I've been studying all-pair shortest path algorithms recently such as Floyd-Warshall and Johnson's algorithm, and I've noticed that these algorithms produce correct solutions even when a graph contains negative weight edges (but not negative weight cycles). For comparison, Dijkstra's algorithm (which is single-source shortest path) does not work for negative weight edges. What makes the all-pair shortest path algorithms work with negative weights?


Floyd Warshall's all pairs shortest paths algorithm works for graphs with negative edge weights because the correctness of the algorithm does not depend on edge's weight being non-negative, while the correctness of Dijkstra's algorithm is based on this fact.

Correctness of Dijkstra's algorithm:

We have 2 sets of vertices at any step of the algorithm. Set A consists of the vertices to which we have computed the shortest paths. Set B consists of the remaining vertices.

Inductive Hypothesis: At each step we will assume that all previous iterations are correct.

Inductive Step: When we add a vertex V to the set A and set the distance to be dist[V], we must prove that this distance is optimal. If this is not optimal then there must be some other path to the vertex V that is of shorter length.

Suppose this some other path goes through some vertex X in the set B.

Now, since dist[V] <= dist[X] , therefore any other path to V will be atleast dist[V] length, unless the graph has negative edge lengths.

Correctness of Floyd Warshall's algorithm: Any path from vertex S to vertex T, will go through any other vertex U of the graph. Thus the shortest path from S to T can be computed as the

min( shortest_path(S to U) + shortest_path(U to T)) for all vertices U in the graph.

As you can see there is no dependence on the graph's edges to be non-negative as long as the sub calls compute the paths correctly. And the sub calls compute the paths correctly as long as the base cases have been properly initialized.

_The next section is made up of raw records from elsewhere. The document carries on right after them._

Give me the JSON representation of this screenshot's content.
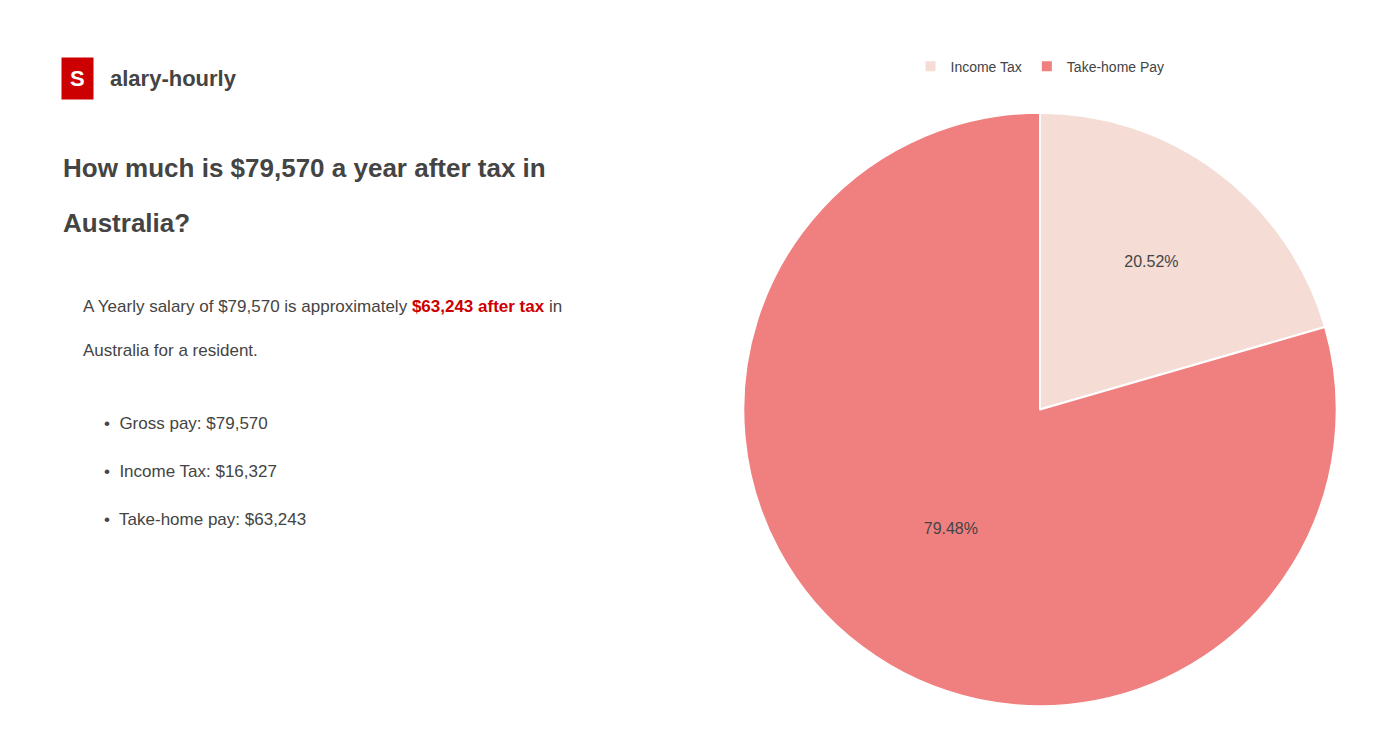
{
  "chart_data": {
    "type": "pie",
    "logo": {
      "text": "S",
      "color": "#cc0000"
    },
    "brand": "alary-hourly",
    "title": [
      "How much is $79,570 a year after tax in",
      "Australia?"
    ],
    "summary": [
      [
        {
          "text": "A Yearly salary of $79,570 is approximately "
        },
        {
          "text": "$63,243 after tax",
          "color": "#cc0000"
        },
        {
          "text": " in"
        }
      ],
      [
        {
          "text": "Australia for a resident."
        }
      ]
    ],
    "bullets": [
      "•  Gross pay: $79,570",
      "•  Income Tax: $16,327",
      "•  Take-home pay: $63,243"
    ],
    "categories": [
      "Income Tax",
      "Take-home Pay"
    ],
    "values": [
      20.52,
      79.48
    ],
    "value_labels": [
      "20.52%",
      "79.48%"
    ],
    "colors": [
      "#f5ddd5",
      "#f08080"
    ],
    "data_labels": true,
    "legend": "top"
  }
}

  • You can't just say "Now, since dist[V] <= dist[X]", at least not without qualifying X a bit more. I think what you need here is to say "Suppose this some other path goes through some vertex X in B." in the previous sentence, and explain why it's not necessary to consider the case where X is in A. – j_random_hacker Apr 6 '14 at 12:32
  • If the path has to go through some vertex of set A then it will directly start from that vertex. I thought this too basic not to add. However I have added that "X is in set B". Thanks for pointing out. – Nikunj Banka Apr 6 '14 at 12:55

Dijkstra's Algorithm doesn't work for negative weight edge because it is based on the greedy strategy(an assumption) that once a vertex v was added to the set S, d[v] contains the minimum distance possible.

But if the last vertex in Q was added to S and it has some outgoing negative weight edges. The effects on the distance that caused by negative edges won't count.

However, all pairs shortest paths algorithm will capture those updates.